Israel has said its troops will not leave Gaza until they have demolished scores of Hamas military tunnels under the Gaza-Israel border that operatives use to infiltrate Israel and smuggle weapons. Hamas says it will not cease fire until it receives international guarantees Gaza’s 7-year-old border blockade by Egypt and Israel will be lifted.
Netanyahu defended the Gaza air and ground offensive on Monday, saying “there is no war more just than this.”
Israel has said it is defending its citizens against attack from Gaza by hitting Hamas rocket launchers, weapons storage sites and military tunnels. However, there is growing US frustration with the mounting number of Palestinian casualties. Hamas health officials say at least 1,072 have been killed and 6,450 wounded since July 8 while Israel says the figures include hundreds of gunmen and combatants.
The IDF says 53 soldiers have been killed, including four killed Monday in a mortar attack on southern Israel. Two Israeli civilians and a Thai citizen working in Israel also have been killed.
US President Barack Obama and Secretary of State John Kerry have been pressing Israel to accept an immediate and unconditional humanitarian cease-fire.
The Obama administration pushed back Monday against a torrent of Israeli criticism over Kerry’s latest bid to secure a ceasefire with Hamas, accusing some in Israel of launching a “misinformation campaign” against the top American diplomat.
“It’s simply not the way partners and allies treat each other,” State Department spokeswoman Jen Psaki said.
Her comments were echoed by the White House, where officials said they were disappointed by Israeli reports that cast Kerry’s efforts to negotiate a ceasefire as more favorable to Hamas.
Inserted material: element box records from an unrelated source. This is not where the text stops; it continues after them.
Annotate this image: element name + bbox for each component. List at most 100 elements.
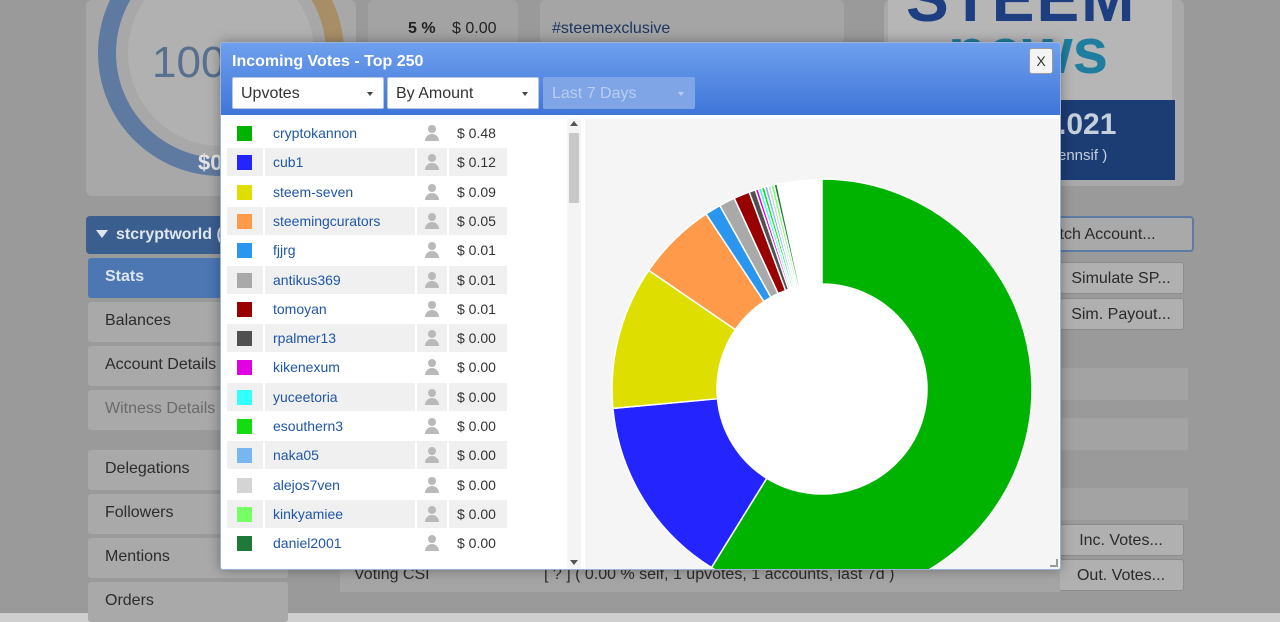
voter-name-link[interactable]: cryptokannon — [273, 125, 358, 141]
legend-swatch — [227, 178, 263, 206]
sidebar-item-label: Witness Details — [105, 400, 216, 417]
vote-amount-cell: $ 0.00 — [449, 471, 507, 499]
dialog-header[interactable]: Incoming Votes - Top 250 X Upvotes By Am… — [221, 43, 1060, 115]
vote-amount-cell: $ 0.00 — [449, 529, 507, 557]
profile-cell — [417, 499, 447, 528]
voter-list[interactable]: cryptokannon $ 0.48 cub1 $ 0.12 steem-seven $… — [227, 119, 511, 569]
out-votes-label: Out. Votes... — [1076, 567, 1166, 584]
voter-name-link[interactable]: kikenexum — [273, 359, 340, 376]
vote-amount: $ 0.00 — [457, 418, 496, 434]
sidebar-item-label: Orders — [105, 592, 154, 609]
vote-amount-cell: $ 0.00 — [449, 499, 507, 528]
color-swatch — [237, 301, 252, 317]
user-icon[interactable] — [425, 388, 439, 405]
voter-name-link[interactable]: yuceetoria — [273, 388, 338, 405]
voter-name-cell: cub1 — [265, 148, 415, 177]
voter-name-cell: fjjrg — [265, 236, 415, 264]
voter-name-link[interactable]: steem-seven — [273, 183, 354, 200]
user-icon[interactable] — [425, 271, 439, 288]
color-swatch — [237, 477, 252, 493]
user-icon[interactable] — [425, 125, 439, 141]
vote-type-select[interactable]: Upvotes — [232, 77, 384, 109]
donut-slice-other[interactable] — [777, 179, 822, 287]
sort-select[interactable]: By Amount — [387, 77, 539, 109]
voter-name-link[interactable]: kinkyamiee — [273, 505, 344, 522]
resize-grip-icon[interactable] — [1050, 559, 1058, 567]
list-item: daniel2001 $ 0.00 — [227, 529, 507, 557]
vote-amount-cell: $ 0.00 — [449, 412, 507, 440]
vote-amount-cell: $ 0.09 — [449, 178, 507, 206]
list-item: cub1 $ 0.12 — [227, 148, 507, 177]
sim-payout-button[interactable]: Sim. Payout... — [1058, 298, 1184, 330]
tag-link[interactable]: #steemexclusive — [552, 20, 671, 37]
user-icon[interactable] — [425, 183, 439, 200]
switch-account-button[interactable]: itch Account... — [1040, 216, 1194, 252]
legend-swatch — [227, 324, 263, 353]
vote-table-row — [368, 0, 518, 44]
user-icon[interactable] — [425, 212, 439, 229]
close-button[interactable]: X — [1029, 48, 1053, 74]
dropdown-arrow-icon — [678, 92, 684, 96]
voter-name-link[interactable]: naka05 — [273, 447, 319, 464]
list-item: steemingcurators $ 0.05 — [227, 206, 507, 235]
user-icon[interactable] — [425, 535, 439, 552]
user-icon[interactable] — [425, 330, 439, 347]
scroll-thumb[interactable] — [569, 133, 579, 203]
legend-swatch — [227, 353, 263, 381]
voter-list-scrollbar[interactable] — [567, 119, 581, 569]
voter-name-link[interactable]: cub1 — [273, 154, 304, 171]
voter-name-link[interactable]: daniel2001 — [273, 535, 342, 552]
sidebar-item-label: Followers — [105, 504, 174, 521]
simulate-sp-button[interactable]: Simulate SP... — [1058, 262, 1184, 294]
user-icon[interactable] — [425, 447, 439, 464]
votes-chart-area — [585, 119, 1059, 569]
out-votes-button[interactable]: Out. Votes... — [1058, 559, 1184, 591]
vote-value: $ 0.00 — [452, 20, 497, 37]
inc-votes-label: Inc. Votes... — [1079, 532, 1163, 549]
vote-amount-cell: $ 0.01 — [449, 265, 507, 294]
user-icon[interactable] — [425, 505, 439, 522]
voter-name-link[interactable]: esouthern3 — [273, 418, 344, 434]
profile-cell — [417, 236, 447, 264]
user-icon[interactable] — [425, 242, 439, 259]
period-select[interactable]: Last 7 Days — [543, 77, 695, 109]
inc-votes-button[interactable]: Inc. Votes... — [1058, 524, 1184, 556]
sort-value: By Amount — [396, 85, 474, 102]
vote-amount: $ 0.00 — [457, 447, 496, 464]
voter-name-link[interactable]: fjjrg — [273, 242, 296, 259]
dropdown-arrow-icon — [367, 92, 373, 96]
list-item: naka05 $ 0.00 — [227, 441, 507, 470]
news-year: .021 — [1058, 108, 1117, 141]
user-icon[interactable] — [425, 359, 439, 376]
incoming-votes-dialog: Incoming Votes - Top 250 X Upvotes By Am… — [220, 42, 1061, 570]
voter-name-cell: rpalmer13 — [265, 324, 415, 353]
color-swatch — [237, 184, 252, 200]
sidebar-item-orders[interactable]: Orders — [88, 582, 288, 622]
user-icon[interactable] — [425, 154, 439, 171]
user-icon[interactable] — [425, 476, 439, 493]
voter-name-cell: steemingcurators — [265, 206, 415, 235]
profile-cell — [417, 412, 447, 440]
vote-amount-cell: $ 0.01 — [449, 236, 507, 264]
vote-amount-cell: $ 0.48 — [449, 119, 507, 147]
profile-cell — [417, 382, 447, 411]
sidebar-item-label: Account Details — [105, 356, 217, 373]
voter-name-cell: cryptokannon — [265, 119, 415, 147]
voter-name-link[interactable]: steemingcurators — [273, 212, 381, 229]
period-value: Last 7 Days — [552, 85, 637, 102]
legend-swatch — [227, 265, 263, 294]
list-item: kinkyamiee $ 0.00 — [227, 499, 507, 528]
voter-name-cell: daniel2001 — [265, 529, 415, 557]
color-swatch — [237, 243, 252, 259]
scroll-down-icon[interactable] — [570, 560, 578, 565]
voter-name-link[interactable]: rpalmer13 — [273, 330, 337, 347]
user-icon[interactable] — [425, 300, 439, 317]
vote-type-value: Upvotes — [241, 85, 300, 102]
voter-name-link[interactable]: tomoyan — [273, 300, 327, 317]
color-swatch — [237, 126, 252, 141]
vote-amount: $ 0.01 — [457, 242, 496, 259]
voter-name-link[interactable]: alejos7ven — [273, 476, 340, 493]
scroll-up-icon[interactable] — [570, 121, 578, 126]
user-icon[interactable] — [425, 418, 439, 434]
voter-name-link[interactable]: antikus369 — [273, 271, 341, 288]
Israel had accepted an Egyptian call for an unconditional ceasefire early in its Gaza campaign, but Hamas rejected the idea.
Netanyahu said Monday that Israel won’t end its offensive until Hamas’s network of tunnels under the Gaza-Israel border has been neutralized. “We need to be ready for a prolonged campaign,” he said. “We will continue to act aggressively and responsibly until the mission is completed to protect our citizens, soldiers and children.”
The Israeli military has said it has located 31 tunnels, is aware of the existence of 10 more and has so far demolished close to 20.
Hamas spokesman Sami Abu Zuhri responded defiantly. “His threats do not scare Hamas or the Palestinian people, and the occupation will pay the price for the massacres against civilians and children,” he said.
Israel’s last major Gaza invasion ended in January 2009 after 23 days, one-third of that time with troops on the ground. Already, the current ground operation, which began 11 days ago, has lasted longer than the one in 2009.